It would be up to the regulated water supplier to be responsible for providing safe drinking water testing, and towns would have 45 days to come up with a corrective plan before a fine was issued.
The bill’s sponsor, Sen. Pamela Althoff (R-Crystal Lake) said she thought it would be a “wise situation” if a municipality could be aware of a potential problem and could notify the EPA so the agency could let residents know a plan is in place.
“The EPA has answers and can assure that the municipality is aware and they’re working together,” said Althoff. “Most residents assume that collaboration is in place. We’re putting in something that says it must be.”
Currently, Illinois law states that notification is not needed until the maximum contaminant level is exceeded, said Althoff.
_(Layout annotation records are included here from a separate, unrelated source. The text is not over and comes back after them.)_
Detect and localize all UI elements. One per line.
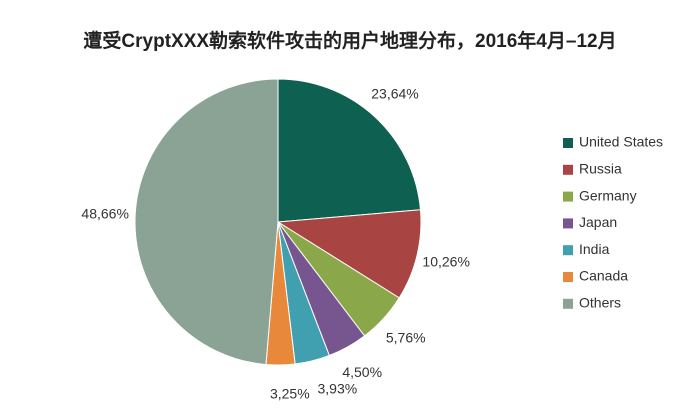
- data-label: 23,64%: [371, 85, 418, 101]
- legend-label: Others: [579, 295, 621, 311]
- legend-swatch: [563, 218, 573, 229]
- data-label: 5,76%: [386, 329, 426, 345]
- legend-label: India: [579, 241, 610, 257]
- legend-swatch: [563, 164, 573, 175]
- data-label: 3,25%: [270, 386, 310, 402]
- legend-label: Japan: [579, 214, 617, 230]
- legend-label: Canada: [579, 268, 628, 284]
- data-label: 3,93%: [317, 381, 357, 397]
- data-label: 10,26%: [422, 253, 469, 269]
- pie-slice: [134, 78, 279, 366]
- legend-swatch: [563, 138, 573, 148]
- pie-slice: [277, 78, 422, 223]
- pie-slice: [276, 209, 422, 299]
- legend-swatch: [563, 298, 573, 309]
- chart-title: 遭受CryptXXX勒索软件攻击的用户地理分布，2016年4月–12月: [83, 29, 616, 52]
- data-label: 4,50%: [342, 364, 382, 380]
- legend-swatch: [563, 245, 573, 256]
- data-label: 48,66%: [81, 205, 128, 221]
- legend-swatch: [563, 272, 573, 282]
- legend-label: Russia: [579, 161, 622, 177]
- legend-label: Germany: [579, 187, 637, 203]
- legend-swatch: [563, 191, 573, 202]
- legend-label: United States: [579, 134, 663, 150]
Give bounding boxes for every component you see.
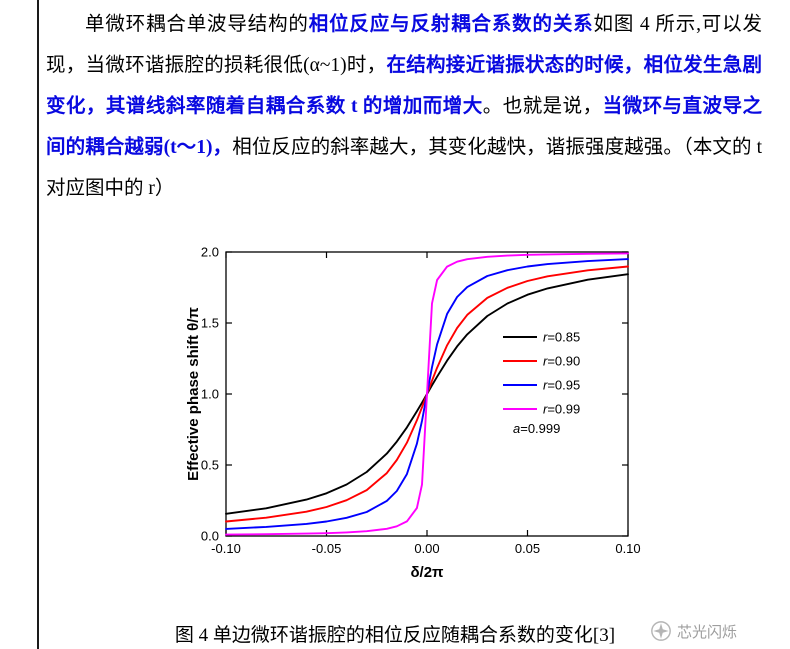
text-segment-blue: 相位反应与反射耦合系数的关系 <box>308 14 594 35</box>
text-segment-black: 。也就是说， <box>482 96 603 117</box>
x-tick-label: -0.10 <box>211 541 241 556</box>
x-tick-label: 0.10 <box>615 541 640 556</box>
y-tick-label: 0.5 <box>201 458 219 473</box>
x-tick-label: 0.00 <box>414 541 439 556</box>
body-paragraph: 单微环耦合单波导结构的相位反应与反射耦合系数的关系如图 4 所示,可以发现，当微… <box>46 4 762 209</box>
left-border-line <box>37 0 39 649</box>
text-segment-black: 如图 4 所示,可以发现，当微环谐振腔的损耗很低(α~1)时， <box>46 14 762 76</box>
x-tick-label: 0.05 <box>515 541 540 556</box>
figure-caption: 图 4 单边微环谐振腔的相位反应随耦合系数的变化[3] <box>174 625 616 646</box>
y-tick-label: 1.5 <box>201 316 219 331</box>
watermark-text: 芯光闪烁 <box>677 623 738 641</box>
figure-4: -0.10 -0.05 0.00 0.05 0.10 0.0 0.5 1.0 1.5 2.0 δ/2… <box>183 243 653 603</box>
text-segment-blue: 当微环与直波导之间的耦合越弱(t～1)， <box>46 96 762 158</box>
y-tick-label: 0.0 <box>201 529 219 544</box>
y-tick-label: 1.0 <box>201 387 219 402</box>
watermark-logo-icon <box>651 621 671 641</box>
text-segment-blue: 在结构接近谐振状态的时候，相位发生急剧变化，其谱线斜率随着自耦合系数 t 的增加… <box>46 55 762 117</box>
legend-label: r=0.95 <box>543 378 580 393</box>
text-segment-black: 单微环耦合单波导结构的 <box>85 14 309 35</box>
legend-label: r=0.99 <box>543 402 580 417</box>
watermark: 芯光闪烁 <box>650 620 737 642</box>
curve-r=0.99 <box>225 252 629 536</box>
x-axis-label: δ/2π <box>410 564 444 581</box>
loss-annotation: a=0.999 <box>513 421 560 436</box>
text-segment-black: 相位反应的斜率越大，其变化越快，谐振强度越强。（本文的 t 对应图中的 r） <box>46 137 763 199</box>
legend-label: r=0.85 <box>543 330 580 345</box>
phase-shift-chart: -0.10 -0.05 0.00 0.05 0.10 0.0 0.5 1.0 1.5 2.0 δ/2… <box>185 245 641 582</box>
y-axis-label: Effective phase shift θ/π <box>185 307 202 481</box>
x-tick-label: -0.05 <box>312 541 342 556</box>
y-tick-label: 2.0 <box>201 245 219 260</box>
legend-label: r=0.90 <box>543 354 580 369</box>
“It’s beneficial to the community,” she said of the bill. “On record there has to be some sort of plan to remove those carcinogens.”
The impetus for SB3070, Althoff said, was the situation in Crestwood, Ill., where during a routine EPA inspection it was discovered that officials had been diluting Lake Michigan water with well-water contaminated with vinyl chloride, a known human carcinogen unsafe at any level.
There is one other municipality in the state, Sauk Village, that currently has a vinyl chloride issue; the EPA is working with the attorney general’s office to devise an action plan. Cross said once a water supplier is in violation, they not only violate EPA standards but also the Federal Clean Water Act, which the EPA enforces. The violator then is sent a violation notice and has to come up with corrective action to reduce carcinogens.
“Everybody is required to meet these limits,” Cross said. “Rather than wait for a violation or worse, let’s address it preemptively. You want to get to it before you have the bigger problem of human health and safety, plus a bigger expense as it gets worse.”
Althoff said she anticipates SB3070 will go to a full Senate vote by the end of March. She said she’s working on the bill’s language with the Illinois Municipal League, who had concerns that if municipalities spent time and money on a plan, the EPA might make them change it.
“It’s still a work in progress,” said Althoff. “But everyone knows the global intent.”
Joe Schatteman, research information service coordinator with the Illinois Municipal League, which reports to municipalities throughout the state on all issues, said his group’s concern was that the EPA could rewrite an entire plan and the municipality would have to comply with it, no matter what the cost.
“That cost would trickle down to taxpayers,” said Schatteman, adding that he is working with Althoff and the EPA on a compromise.